When taking a patient for extra or repeated scans, it is important that they understand why this is happening, Hanratty said, adding that patients are now often more involved in deciding whether a referral is made than they might have been in the past.

If a scan is being repeated, any lack of communication could lead to the patient being scared, she emphasised, adding that showing patients the OCT image when explaining it to them can help to avoid this.

Explaining that uneven layers can be the reason that the patient does not have perfect vision can be helpful, Hanratty explained.

She noted: “OCT is very visual, and I think you can use that to explain to patient exactly what is going on – or not going on, as the case may be.”

Hanratty also reminded attendees in her workshop that, if working in general practice, they are not expected to be retina specialists, and that they might not fully understand every layer that is present in the OCT scan.

“You can get hung up on knowing what those layers are. From an anatomical point of view, it can be quite difficult to learn what those layers are, particularly if you’re not a specialist in retina,” she said.

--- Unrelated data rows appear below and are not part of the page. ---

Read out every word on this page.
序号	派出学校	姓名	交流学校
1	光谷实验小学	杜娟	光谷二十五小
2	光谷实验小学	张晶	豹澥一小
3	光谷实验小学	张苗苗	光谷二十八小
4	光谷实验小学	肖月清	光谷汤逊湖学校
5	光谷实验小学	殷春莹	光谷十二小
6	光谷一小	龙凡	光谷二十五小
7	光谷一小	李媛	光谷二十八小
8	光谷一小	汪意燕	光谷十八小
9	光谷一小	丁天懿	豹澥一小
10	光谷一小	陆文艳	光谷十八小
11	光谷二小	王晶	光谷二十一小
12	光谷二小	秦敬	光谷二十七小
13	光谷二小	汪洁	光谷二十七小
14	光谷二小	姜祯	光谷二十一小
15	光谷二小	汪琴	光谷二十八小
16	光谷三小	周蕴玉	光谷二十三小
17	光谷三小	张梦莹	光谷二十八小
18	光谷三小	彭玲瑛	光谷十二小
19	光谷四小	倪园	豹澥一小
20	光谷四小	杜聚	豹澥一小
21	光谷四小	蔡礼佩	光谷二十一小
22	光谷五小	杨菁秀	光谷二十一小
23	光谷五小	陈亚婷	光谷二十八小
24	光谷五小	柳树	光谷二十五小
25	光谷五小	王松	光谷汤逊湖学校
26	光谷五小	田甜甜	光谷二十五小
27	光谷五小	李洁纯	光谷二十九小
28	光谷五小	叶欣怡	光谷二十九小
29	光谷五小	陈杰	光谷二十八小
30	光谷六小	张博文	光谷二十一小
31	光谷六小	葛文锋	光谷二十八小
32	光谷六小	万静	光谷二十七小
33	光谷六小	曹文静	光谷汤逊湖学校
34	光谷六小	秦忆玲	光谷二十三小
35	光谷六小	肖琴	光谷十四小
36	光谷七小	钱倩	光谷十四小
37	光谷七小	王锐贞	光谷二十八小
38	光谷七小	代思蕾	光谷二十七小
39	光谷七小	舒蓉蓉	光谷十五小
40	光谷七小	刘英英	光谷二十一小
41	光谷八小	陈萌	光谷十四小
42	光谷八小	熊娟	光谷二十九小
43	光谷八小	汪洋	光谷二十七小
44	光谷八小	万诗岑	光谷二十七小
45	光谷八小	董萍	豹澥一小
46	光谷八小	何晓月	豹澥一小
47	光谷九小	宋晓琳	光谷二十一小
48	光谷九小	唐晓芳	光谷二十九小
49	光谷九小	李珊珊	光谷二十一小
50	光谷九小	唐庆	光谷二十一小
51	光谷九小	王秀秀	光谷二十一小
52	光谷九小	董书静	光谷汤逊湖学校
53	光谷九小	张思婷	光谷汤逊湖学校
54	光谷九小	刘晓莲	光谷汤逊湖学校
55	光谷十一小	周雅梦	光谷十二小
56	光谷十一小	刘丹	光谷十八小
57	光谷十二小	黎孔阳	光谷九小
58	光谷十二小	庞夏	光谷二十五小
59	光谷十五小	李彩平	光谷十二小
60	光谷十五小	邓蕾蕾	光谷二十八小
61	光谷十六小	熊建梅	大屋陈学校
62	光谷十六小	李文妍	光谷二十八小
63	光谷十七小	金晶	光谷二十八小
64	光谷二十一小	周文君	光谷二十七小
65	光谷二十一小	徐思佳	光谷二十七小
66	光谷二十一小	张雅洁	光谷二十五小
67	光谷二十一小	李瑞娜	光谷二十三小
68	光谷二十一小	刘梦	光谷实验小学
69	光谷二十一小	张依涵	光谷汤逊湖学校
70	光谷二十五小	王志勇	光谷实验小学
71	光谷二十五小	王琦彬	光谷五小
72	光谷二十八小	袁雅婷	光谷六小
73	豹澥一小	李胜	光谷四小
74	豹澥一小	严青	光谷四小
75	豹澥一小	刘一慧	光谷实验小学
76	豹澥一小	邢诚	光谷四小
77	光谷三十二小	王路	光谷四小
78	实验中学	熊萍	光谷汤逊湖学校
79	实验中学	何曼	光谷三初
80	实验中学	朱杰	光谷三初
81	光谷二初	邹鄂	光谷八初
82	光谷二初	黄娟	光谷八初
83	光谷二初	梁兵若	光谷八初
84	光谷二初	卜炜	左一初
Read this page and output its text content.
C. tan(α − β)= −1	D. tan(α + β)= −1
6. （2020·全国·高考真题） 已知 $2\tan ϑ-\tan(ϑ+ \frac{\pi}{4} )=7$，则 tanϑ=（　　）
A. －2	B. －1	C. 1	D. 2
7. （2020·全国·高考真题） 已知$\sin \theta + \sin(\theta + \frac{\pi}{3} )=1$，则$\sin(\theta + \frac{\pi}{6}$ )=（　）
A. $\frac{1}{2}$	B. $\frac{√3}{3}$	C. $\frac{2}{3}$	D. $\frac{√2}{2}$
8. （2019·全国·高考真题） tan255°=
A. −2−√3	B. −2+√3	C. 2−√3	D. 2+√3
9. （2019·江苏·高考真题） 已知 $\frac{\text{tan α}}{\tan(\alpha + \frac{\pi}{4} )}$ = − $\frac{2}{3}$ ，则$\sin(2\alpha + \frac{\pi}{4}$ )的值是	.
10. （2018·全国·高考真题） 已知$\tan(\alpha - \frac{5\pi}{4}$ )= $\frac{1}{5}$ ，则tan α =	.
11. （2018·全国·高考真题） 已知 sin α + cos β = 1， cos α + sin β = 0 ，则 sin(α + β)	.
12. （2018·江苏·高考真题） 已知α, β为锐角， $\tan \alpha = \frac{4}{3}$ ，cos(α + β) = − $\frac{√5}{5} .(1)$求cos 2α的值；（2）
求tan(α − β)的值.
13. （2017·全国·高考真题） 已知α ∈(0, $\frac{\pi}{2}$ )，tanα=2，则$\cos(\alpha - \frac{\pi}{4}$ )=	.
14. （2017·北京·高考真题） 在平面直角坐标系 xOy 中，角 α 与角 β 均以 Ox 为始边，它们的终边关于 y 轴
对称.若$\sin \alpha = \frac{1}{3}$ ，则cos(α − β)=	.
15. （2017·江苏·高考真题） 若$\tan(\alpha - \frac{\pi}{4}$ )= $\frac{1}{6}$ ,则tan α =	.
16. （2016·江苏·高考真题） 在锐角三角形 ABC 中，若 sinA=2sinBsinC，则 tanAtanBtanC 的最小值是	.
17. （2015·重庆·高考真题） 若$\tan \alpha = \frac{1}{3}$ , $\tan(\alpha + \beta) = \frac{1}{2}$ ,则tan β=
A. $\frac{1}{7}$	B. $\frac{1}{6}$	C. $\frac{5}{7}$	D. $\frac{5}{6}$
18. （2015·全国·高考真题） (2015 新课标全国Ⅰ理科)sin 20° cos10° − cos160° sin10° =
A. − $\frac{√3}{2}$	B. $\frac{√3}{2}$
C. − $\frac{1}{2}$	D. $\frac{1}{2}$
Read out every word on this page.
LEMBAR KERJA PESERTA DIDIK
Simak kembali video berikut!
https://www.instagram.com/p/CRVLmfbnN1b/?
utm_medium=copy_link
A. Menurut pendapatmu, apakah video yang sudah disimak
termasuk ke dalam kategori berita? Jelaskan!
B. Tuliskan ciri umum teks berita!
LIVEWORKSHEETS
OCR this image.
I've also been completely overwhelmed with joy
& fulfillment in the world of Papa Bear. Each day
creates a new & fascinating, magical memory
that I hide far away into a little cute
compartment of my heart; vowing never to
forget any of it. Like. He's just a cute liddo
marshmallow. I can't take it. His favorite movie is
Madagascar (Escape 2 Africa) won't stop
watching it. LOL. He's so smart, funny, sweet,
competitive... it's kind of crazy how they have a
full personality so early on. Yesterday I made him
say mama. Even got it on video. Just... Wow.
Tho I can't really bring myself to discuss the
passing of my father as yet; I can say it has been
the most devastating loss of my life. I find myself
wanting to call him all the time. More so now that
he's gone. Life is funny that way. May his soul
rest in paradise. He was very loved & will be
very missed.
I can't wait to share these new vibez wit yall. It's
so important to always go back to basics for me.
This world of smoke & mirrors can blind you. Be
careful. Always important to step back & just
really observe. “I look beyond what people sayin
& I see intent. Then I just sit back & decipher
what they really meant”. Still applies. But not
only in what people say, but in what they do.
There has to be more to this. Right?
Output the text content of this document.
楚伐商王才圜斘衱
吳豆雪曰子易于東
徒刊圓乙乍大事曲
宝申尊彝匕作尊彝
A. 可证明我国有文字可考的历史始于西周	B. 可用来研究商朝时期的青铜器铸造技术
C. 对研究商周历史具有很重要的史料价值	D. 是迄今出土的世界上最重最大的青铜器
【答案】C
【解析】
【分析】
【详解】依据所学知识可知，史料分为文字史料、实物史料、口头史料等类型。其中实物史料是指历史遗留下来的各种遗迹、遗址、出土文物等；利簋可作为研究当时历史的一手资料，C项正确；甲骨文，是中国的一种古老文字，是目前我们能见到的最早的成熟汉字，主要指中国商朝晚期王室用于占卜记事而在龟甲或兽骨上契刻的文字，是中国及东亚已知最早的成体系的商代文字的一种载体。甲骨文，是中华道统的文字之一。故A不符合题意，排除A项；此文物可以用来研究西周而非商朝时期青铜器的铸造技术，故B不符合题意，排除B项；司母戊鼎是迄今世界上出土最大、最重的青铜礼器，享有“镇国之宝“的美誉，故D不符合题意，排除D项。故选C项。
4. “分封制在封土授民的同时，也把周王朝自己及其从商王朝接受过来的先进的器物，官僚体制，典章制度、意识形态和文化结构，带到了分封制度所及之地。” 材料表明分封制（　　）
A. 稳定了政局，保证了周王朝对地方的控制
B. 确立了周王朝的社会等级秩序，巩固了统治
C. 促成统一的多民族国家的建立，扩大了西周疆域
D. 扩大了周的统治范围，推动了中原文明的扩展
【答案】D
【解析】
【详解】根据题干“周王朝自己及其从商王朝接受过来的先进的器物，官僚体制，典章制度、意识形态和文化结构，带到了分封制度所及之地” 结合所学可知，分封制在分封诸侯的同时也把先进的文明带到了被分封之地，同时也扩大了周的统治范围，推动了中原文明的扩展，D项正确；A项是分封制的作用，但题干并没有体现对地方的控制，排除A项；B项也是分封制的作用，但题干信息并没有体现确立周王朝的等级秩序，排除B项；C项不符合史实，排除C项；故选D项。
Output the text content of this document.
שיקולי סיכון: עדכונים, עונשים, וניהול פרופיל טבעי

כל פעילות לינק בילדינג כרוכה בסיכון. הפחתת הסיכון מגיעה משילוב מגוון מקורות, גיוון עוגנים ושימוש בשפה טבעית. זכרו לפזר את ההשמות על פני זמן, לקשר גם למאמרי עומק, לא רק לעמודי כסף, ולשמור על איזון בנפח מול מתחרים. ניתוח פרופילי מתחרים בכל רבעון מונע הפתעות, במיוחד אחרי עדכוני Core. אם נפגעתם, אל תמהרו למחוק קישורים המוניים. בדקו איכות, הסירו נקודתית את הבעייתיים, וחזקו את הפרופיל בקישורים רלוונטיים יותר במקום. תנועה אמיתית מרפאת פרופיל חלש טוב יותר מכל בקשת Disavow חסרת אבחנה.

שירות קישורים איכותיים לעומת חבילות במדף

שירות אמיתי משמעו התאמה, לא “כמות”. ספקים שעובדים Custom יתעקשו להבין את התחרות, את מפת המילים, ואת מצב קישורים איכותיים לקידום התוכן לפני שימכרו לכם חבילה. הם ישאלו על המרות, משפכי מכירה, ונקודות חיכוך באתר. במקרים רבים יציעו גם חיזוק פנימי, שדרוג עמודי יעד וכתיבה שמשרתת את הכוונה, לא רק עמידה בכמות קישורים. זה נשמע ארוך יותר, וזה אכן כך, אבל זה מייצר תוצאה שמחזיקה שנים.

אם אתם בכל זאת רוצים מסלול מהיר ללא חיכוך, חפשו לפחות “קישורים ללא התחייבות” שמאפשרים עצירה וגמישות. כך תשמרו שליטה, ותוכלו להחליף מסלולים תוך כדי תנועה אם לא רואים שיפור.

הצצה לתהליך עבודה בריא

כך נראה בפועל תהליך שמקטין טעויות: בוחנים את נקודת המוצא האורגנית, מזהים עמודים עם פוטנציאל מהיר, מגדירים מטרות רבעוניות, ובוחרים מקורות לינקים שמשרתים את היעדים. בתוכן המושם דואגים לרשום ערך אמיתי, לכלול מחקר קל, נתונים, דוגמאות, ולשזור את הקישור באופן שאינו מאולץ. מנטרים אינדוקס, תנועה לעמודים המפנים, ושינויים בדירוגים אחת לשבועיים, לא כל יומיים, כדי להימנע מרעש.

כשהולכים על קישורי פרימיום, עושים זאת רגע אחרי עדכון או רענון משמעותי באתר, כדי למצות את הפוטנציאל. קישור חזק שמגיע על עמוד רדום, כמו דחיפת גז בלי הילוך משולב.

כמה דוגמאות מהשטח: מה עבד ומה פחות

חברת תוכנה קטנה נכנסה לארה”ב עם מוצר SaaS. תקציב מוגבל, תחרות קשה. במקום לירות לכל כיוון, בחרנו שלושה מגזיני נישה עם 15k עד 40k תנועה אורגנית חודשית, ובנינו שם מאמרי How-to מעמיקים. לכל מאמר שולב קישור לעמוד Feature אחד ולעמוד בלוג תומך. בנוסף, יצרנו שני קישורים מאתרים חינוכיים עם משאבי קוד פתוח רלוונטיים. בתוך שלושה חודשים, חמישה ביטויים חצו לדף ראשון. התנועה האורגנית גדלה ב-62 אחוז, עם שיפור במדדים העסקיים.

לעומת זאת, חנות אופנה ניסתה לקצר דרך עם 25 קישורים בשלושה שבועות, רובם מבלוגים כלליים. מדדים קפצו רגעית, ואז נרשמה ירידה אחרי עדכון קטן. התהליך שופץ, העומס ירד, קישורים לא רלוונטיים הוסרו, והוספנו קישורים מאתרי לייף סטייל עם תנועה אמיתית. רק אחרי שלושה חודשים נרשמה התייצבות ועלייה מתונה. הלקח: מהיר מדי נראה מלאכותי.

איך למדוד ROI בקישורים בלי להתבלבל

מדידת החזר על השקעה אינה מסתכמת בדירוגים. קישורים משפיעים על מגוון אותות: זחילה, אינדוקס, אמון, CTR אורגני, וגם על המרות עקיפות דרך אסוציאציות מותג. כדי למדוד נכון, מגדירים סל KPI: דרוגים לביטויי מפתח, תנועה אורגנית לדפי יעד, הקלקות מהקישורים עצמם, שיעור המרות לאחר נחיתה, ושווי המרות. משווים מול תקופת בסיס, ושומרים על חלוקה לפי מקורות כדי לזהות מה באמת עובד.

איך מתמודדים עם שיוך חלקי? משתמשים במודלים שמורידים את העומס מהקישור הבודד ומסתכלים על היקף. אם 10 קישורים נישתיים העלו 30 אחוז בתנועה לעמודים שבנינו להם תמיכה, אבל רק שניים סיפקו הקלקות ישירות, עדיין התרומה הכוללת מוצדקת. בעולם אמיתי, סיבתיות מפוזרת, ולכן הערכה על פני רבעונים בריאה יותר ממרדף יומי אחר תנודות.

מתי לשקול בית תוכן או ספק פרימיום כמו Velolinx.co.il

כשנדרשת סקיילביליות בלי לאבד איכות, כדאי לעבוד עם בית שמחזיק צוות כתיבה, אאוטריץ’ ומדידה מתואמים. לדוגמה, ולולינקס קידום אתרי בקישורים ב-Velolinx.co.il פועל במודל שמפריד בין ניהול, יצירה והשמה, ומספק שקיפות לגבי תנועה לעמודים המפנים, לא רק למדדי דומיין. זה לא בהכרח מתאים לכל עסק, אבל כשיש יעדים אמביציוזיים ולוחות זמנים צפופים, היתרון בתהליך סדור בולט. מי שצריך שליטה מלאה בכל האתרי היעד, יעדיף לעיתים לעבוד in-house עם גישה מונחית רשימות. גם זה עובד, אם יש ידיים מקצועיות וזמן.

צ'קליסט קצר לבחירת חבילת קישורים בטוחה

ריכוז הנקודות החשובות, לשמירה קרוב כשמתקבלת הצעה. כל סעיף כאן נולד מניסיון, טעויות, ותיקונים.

The important thing is being able to spot an anomaly, she said, adding that fitness to practise cases would always assess what an optometry peer would have done in the same situation.

She noted that there is not always a right or a wrong, but that evidencing why you have taken a certain course of action is the most important thing.

“It’s making sure that what you do stands up to scrutiny, and can be justified. You’ve always got to be able to evidence why you’ve taken a certain course of action,” she said.